L’alta ispirazione ideale, l’obiettivo di una società libe­ratrice dell’uomo, si contrappone alla tragica mascheratura che si vuole accreditare dall’esterno; essa prende luce dagli atteggiamenti che i protagonisti assumono via via che gli episodi si svolgono, quasi ubbidissero ad una profezia che sin dall’inizio del dramma segna la nascita del secondo figlio di Corrado e nel fratello Aurelio la tragedia di chi intravede il disastro e si accorge di essere impotente a salvare i suoi cari, e l’umanità con essi, a rompere il cerchio dei pregiudizi, dei miti, delle complicità irreali di mentalità incrostate a tradi­zioni crudeli; consapevolezza di chi ha il cuore puro e sa leggere negli eventi, sa già come tutto andrà a finire, e la previsione trova conferma nel finale in cui il senso della ve­rità avvolge un trionfo, ma solo quello della morte.
Le scorie deposte dalla lunga consuetudine borghese ed il conformismo piatto a cui si adattano facilmente le masse acefali, impediscono di accettare il ragionamento della lo­gica umana, derivante da una pienezza di esperienze radicate nella realtà, da divenire saldi fattori di emancipazione del­l’uomo e dell’umanità. La letteratura che affronta e com­batte apertamente la guerra e il militarismo, che ne è lo stru­mento determinante, è carente di opere vive. Il pubblico disinformato, non trovando nel saggio o nel romanzo la chiave che dà soluzioni di pace ai conflitti armati tra Stati e alle stragi prodotte dalle guerre, cosi pensa l’autore, tro­verà nel teatro, nella rappresentazione, lo stimolo che lo aiuterà a prendere coscienza di una realtà che lo minaccia, a individuarne i responsabili e gli esecutori, a cercare altri con i quali legare, ai problemi e alle lotte contingenti, quelli della rivolta alla guerra, alla sovrappopolazione, al razzismo, alla fame — e tutti i rischi mortali della nostra incivile civiltà — in una contagiosa attesa della fine di un mondo troppo vecchio per le idee nuove.
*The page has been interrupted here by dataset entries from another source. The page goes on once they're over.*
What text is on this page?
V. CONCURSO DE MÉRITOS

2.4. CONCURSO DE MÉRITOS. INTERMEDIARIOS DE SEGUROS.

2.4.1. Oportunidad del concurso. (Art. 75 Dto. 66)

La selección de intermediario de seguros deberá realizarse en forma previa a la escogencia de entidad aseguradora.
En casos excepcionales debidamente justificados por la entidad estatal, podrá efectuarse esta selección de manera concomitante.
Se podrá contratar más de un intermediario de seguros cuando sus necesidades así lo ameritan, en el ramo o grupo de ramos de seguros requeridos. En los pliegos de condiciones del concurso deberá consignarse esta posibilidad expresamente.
Le idee contenute in questo « abbozzo di vita vissuta » si riallacciano alla crisi ecologica in atto nel mondo, questa essendo un aspetto nuovo di un vecchio problema, avente per moventi lo sfruttamento, l’ineguaglianza e l’ingiustizia, poste in rilievo dall’autore che, per bocca di Aurelio, le sottopone a sferzante critica includendo, opportunamente, una delle componenti maggiori della generale infelicità: l’ac­crescimento della popolazione mondiale.
« Io amo molto i bambini — esclama Aurelio in una delle più persuasive scene — ed è il grande affetto che ho per loro che mi spinge a propagandare l’idea di non farli na­scere, di non metterli al mondo, a questo mondo. È logico: non approvo la loro nascita, perchè non approvo la loro sorte, il loro avvenire, il loro soffrire, la loro fine uguale per tutti: la morte. Questo è il mio solo, vero, umano pensiero, il mio incubo ».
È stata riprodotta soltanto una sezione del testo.